Friday, January 05, 2018

Central Venous Catheter (coming Monday)

At around 10am on Monday, they'll put me in a Fluoroscope,* a kind of fuzzy-but-live-action X-ray so that they can snake a Central Venous Catheter into me.


This is a cropped photo of what mine will look like, taken from another cancer patient's blog.
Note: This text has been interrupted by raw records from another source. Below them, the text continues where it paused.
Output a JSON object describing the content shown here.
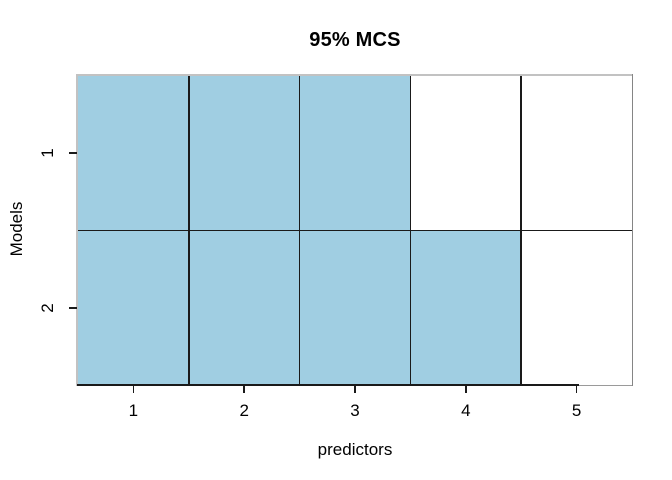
{
  "chart_data": {
    "type": "heatmap",
    "title": "95% MCS",
    "xlabel": "predictors",
    "ylabel": "Models",
    "x_ticks": [
      "1",
      "2",
      "3",
      "4",
      "5"
    ],
    "y_ticks": [
      "1",
      "2"
    ],
    "x_range": [
      0.5,
      5.5
    ],
    "y_range": [
      0.5,
      2.5
    ],
    "legend": "none",
    "grid": "cell-borders",
    "rows": [
      {
        "model": "1",
        "included": [
          true,
          true,
          true,
          false,
          false
        ]
      },
      {
        "model": "2",
        "included": [
          true,
          true,
          true,
          true,
          false
        ]
      }
    ],
    "colors": {
      "included": "#a0cee2",
      "excluded": "#ffffff",
      "grid_line": "#1a1a1a",
      "box": "#c2c2c2",
      "box_right": "#858585",
      "box_bottom": "#9a9a9a",
      "tick": "#1a1a1a"
    }
  }
}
The key thing to note is that it has 3 heads that dangle out and which I'll need to learn how to clean daily:
They'll clean it for me every day I'm donating (Jan 8 & 9) .  They'll use on port for "blood out to the extraction machine" another for "blood return after extraction" and then the 3rd is a spare for tests out or medicine in.

Personally, I wish they'd have it come out the back of my skull, 'cause then it'd kinda look like a pony tail made from three fat hairs.

Once donating is done and I'm not going to BIDMC every day, I'll have to rinse it with saline and somehow add heparin (an anti-coagulant) when I'm home with it Jan 10 to 14.  My guess is that I'll do this from syringes that will "dock" Usually it is a process of:

  1. uncap catheter, wipe with alcohol
  2. uncap syringe, wipe with alcohol
  3. screw or dock syringe onto end of catheter
  4. push plunger to force the saline into the line
  5. maybe pull on plunger to check for "blood return" (confirming 2-way flow)
  6. undock syringe
  7. wipe & recap catheter dock with a fresh cap
  8. dispose of syringe, wipes, and old caps

The BIDMC takes over and uses it for chemo Jan 15, 16, 17, & 18, and then I'm not sure if they'll leave it in (for tests, drugs and transfusions) or maybe they'll take it out as an infection risk.


*Check out the fluoroscope, below.  I'm pretty sure it has a "lightning storm" setting which allows you to animate the monster through metal electrodes on either side of his neck, and then you tip the table up once he's alive. Going to clip two 10mm bolts to my shirt collar and see how it goes.